Восторг охватил обоих. Вслед за трусиками и лифчиком на пол полетели покрывало и подушки. А затем Мартин толкнул Джинджер на ложе и рухнул рядом с нею. Они обнялись и прижались телами, наслаждаясь полной своей наготой посреди разрухи, учиненной в спальне.

Она и Себастьян никогда не экспериментировали с сексом. Стародедовский способ, и только в постели. Был как-то случай: они занимались этим на чердаке, но и там Себастьян нашел способ уложить ее на обе лопатки. Они были немного застенчивы в любовных делах. Но не их вина, что в юности восторг первых ласк заменяет чувственность, а искусство наслаждения раскрывается только с годами. У них просто не было времени как следует познать друг друга.

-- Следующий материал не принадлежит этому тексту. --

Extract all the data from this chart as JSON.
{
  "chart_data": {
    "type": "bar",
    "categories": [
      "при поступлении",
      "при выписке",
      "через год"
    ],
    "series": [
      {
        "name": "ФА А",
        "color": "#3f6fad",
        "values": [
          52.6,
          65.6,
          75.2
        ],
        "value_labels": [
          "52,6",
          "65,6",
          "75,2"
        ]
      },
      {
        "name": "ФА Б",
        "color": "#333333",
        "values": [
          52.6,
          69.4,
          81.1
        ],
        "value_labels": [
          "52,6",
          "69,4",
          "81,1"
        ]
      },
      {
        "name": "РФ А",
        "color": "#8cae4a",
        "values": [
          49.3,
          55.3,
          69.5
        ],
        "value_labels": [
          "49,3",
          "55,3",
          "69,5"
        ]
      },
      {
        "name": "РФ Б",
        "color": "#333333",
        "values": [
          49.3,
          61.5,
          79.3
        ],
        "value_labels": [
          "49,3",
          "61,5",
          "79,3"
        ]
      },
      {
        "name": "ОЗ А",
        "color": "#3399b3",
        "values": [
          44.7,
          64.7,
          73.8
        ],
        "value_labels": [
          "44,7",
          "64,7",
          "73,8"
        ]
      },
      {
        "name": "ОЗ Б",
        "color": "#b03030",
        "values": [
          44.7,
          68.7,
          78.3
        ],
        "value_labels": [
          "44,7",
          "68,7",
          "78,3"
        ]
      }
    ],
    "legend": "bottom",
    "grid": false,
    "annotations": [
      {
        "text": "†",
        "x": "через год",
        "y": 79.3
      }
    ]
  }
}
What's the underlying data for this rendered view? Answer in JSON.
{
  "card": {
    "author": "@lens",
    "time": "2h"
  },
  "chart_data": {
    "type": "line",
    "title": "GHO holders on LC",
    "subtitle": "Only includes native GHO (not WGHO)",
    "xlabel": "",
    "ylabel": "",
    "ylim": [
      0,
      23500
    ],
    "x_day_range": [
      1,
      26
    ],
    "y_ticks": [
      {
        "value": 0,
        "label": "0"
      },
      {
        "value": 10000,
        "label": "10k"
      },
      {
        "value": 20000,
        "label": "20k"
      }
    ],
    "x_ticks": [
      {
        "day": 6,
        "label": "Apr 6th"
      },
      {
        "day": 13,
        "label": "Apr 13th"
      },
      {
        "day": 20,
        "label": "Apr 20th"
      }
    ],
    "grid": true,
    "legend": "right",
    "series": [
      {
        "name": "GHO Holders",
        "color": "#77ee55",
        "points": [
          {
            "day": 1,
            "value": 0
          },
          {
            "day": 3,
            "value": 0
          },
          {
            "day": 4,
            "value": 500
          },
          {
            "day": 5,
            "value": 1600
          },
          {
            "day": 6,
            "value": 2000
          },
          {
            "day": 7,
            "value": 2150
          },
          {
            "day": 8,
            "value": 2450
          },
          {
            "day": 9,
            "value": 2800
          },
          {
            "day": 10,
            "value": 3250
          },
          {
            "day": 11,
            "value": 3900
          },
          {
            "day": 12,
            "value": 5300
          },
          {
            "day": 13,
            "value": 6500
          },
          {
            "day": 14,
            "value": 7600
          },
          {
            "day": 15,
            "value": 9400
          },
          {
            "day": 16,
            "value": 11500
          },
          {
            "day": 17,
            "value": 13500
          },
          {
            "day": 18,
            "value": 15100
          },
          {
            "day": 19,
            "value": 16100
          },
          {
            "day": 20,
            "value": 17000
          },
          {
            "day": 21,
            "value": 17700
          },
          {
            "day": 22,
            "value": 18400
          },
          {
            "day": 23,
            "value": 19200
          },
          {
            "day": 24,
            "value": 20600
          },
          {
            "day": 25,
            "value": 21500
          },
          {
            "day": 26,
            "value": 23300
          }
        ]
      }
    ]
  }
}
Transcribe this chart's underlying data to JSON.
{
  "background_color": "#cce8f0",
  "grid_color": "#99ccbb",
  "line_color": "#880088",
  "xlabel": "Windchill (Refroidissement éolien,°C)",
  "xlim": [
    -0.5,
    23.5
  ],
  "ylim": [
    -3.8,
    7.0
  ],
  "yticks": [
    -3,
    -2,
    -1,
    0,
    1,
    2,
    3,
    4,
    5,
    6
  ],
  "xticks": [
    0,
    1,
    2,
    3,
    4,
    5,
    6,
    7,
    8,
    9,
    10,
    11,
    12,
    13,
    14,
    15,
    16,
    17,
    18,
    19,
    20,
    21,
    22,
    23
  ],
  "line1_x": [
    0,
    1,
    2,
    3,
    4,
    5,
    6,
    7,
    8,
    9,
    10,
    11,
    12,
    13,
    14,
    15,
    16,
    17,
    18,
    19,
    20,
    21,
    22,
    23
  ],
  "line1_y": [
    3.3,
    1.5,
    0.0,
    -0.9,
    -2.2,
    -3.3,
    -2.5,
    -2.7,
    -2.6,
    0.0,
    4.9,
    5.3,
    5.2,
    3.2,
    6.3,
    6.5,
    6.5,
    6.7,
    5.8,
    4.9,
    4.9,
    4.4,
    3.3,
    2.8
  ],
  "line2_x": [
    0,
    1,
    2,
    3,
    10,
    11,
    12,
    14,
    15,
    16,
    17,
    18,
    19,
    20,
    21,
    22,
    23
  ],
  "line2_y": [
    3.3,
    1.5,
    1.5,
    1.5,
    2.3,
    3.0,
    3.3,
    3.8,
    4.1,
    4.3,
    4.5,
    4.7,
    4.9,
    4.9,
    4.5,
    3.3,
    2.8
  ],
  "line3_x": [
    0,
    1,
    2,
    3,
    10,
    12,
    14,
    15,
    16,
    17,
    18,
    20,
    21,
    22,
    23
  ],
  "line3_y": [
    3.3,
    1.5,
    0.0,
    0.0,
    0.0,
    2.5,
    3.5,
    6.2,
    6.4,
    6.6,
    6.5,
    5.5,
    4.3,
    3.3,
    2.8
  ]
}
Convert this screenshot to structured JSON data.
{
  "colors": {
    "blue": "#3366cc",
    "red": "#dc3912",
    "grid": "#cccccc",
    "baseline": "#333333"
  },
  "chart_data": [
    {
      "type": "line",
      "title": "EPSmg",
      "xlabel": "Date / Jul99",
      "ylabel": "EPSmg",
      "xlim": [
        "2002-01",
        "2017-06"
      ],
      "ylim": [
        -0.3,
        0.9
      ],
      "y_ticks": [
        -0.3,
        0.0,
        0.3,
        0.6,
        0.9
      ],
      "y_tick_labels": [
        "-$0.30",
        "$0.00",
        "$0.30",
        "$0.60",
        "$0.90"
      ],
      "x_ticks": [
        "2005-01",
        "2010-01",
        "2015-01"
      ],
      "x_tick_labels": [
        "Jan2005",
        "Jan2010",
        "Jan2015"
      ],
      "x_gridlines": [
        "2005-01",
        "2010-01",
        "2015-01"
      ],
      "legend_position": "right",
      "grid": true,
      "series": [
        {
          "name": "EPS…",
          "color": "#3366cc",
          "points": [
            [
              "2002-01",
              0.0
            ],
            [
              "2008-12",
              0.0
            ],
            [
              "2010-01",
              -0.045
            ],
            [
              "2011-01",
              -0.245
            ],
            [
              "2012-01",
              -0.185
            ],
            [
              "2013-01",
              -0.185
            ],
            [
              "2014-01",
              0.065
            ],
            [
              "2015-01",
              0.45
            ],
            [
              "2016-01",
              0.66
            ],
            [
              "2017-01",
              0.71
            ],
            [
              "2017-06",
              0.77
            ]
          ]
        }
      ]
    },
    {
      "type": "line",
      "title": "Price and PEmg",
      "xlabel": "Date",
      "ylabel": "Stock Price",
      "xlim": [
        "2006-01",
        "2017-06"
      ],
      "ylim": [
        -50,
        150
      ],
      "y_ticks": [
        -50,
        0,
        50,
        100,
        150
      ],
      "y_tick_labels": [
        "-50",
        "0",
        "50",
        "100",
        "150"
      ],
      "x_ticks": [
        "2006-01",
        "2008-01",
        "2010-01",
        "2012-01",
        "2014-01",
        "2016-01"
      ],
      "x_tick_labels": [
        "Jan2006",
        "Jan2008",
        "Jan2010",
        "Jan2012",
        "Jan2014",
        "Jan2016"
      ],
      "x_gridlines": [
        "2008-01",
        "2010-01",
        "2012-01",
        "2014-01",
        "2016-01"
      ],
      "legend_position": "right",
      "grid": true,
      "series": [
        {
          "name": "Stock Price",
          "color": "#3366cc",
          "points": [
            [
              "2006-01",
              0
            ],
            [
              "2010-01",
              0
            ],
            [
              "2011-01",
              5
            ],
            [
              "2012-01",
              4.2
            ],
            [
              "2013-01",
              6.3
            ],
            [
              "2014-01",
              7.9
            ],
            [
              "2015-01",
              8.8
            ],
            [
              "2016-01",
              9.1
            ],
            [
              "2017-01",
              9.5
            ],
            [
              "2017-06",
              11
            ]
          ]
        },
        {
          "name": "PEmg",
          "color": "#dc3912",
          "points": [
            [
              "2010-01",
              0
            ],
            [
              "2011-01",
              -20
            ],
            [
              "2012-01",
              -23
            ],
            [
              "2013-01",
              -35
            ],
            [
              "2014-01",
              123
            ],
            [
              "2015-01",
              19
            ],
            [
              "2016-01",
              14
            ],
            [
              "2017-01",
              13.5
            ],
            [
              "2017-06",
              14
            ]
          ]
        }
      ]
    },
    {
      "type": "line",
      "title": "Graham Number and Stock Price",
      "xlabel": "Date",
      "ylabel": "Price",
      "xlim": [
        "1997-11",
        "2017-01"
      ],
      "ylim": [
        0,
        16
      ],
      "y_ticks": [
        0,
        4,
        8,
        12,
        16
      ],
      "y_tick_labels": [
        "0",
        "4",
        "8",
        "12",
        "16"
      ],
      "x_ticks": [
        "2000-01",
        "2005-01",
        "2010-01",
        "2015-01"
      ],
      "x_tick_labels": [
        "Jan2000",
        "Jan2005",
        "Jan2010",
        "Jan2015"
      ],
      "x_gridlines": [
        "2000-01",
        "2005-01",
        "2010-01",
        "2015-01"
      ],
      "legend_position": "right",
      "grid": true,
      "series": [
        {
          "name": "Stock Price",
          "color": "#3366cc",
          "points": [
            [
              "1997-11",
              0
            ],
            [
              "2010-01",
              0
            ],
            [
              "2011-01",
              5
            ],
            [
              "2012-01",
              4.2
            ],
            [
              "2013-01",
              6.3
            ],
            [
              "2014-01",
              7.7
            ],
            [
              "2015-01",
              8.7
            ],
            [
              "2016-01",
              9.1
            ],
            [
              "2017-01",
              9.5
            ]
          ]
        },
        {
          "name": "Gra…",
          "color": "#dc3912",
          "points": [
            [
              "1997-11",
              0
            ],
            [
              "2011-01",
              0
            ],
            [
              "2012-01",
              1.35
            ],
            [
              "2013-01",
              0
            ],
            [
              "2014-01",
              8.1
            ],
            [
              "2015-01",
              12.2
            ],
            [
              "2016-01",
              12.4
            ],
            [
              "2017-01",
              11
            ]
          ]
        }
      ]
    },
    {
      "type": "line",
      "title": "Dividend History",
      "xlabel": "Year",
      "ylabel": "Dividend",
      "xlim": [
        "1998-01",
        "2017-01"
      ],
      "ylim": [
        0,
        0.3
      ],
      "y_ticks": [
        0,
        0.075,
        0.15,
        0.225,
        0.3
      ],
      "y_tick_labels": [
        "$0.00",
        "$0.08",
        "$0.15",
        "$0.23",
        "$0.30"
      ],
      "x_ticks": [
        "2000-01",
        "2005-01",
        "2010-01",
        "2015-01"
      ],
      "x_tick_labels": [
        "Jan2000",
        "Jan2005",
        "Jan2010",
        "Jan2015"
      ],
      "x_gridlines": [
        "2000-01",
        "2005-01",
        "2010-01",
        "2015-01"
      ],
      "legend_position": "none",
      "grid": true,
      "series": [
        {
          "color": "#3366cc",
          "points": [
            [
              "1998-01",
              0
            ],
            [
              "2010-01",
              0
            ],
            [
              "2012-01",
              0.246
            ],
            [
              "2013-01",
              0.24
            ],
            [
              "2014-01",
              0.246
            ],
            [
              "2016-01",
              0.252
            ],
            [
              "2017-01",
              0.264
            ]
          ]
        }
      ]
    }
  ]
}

Только теперь Джинджер начинала понимать, что значит дух чувственного приключения, все новые и новые открытия и смущали, и возбуждали ее. Ее пальцы нетерпеливо узнавали самые чувствительные точки на теле Мартина, она упивалась запахом его разгоряченной плоти, которая источала тот же аромат, что и вчера вечером: слегка мускусный, теплый и очень, очень мужской. Как тот, в ее далеком сне…

— Ты чудесно пахнешь, моя любимая! В тебе все совершенно, и твой запах лучший в мире. — Мартин присвоил себе ее мысли.

— О, Марти… Черт! Марти!

Она внезапно вскочила и опрометью выбежала из комнаты.

— Джинджер! Что? В чем дело?

Но она не ответила ему. Так вот как возвращается память, подумал он, внезапно и, черт возьми, не вовремя!

Мартин присел на кровати и ссутулился, не в силах встать, одеться. Отчаянно не желая приближать минуту объяснения. Когда Джинджер вошла в комнату, он не сразу решился поднять на нее глаза.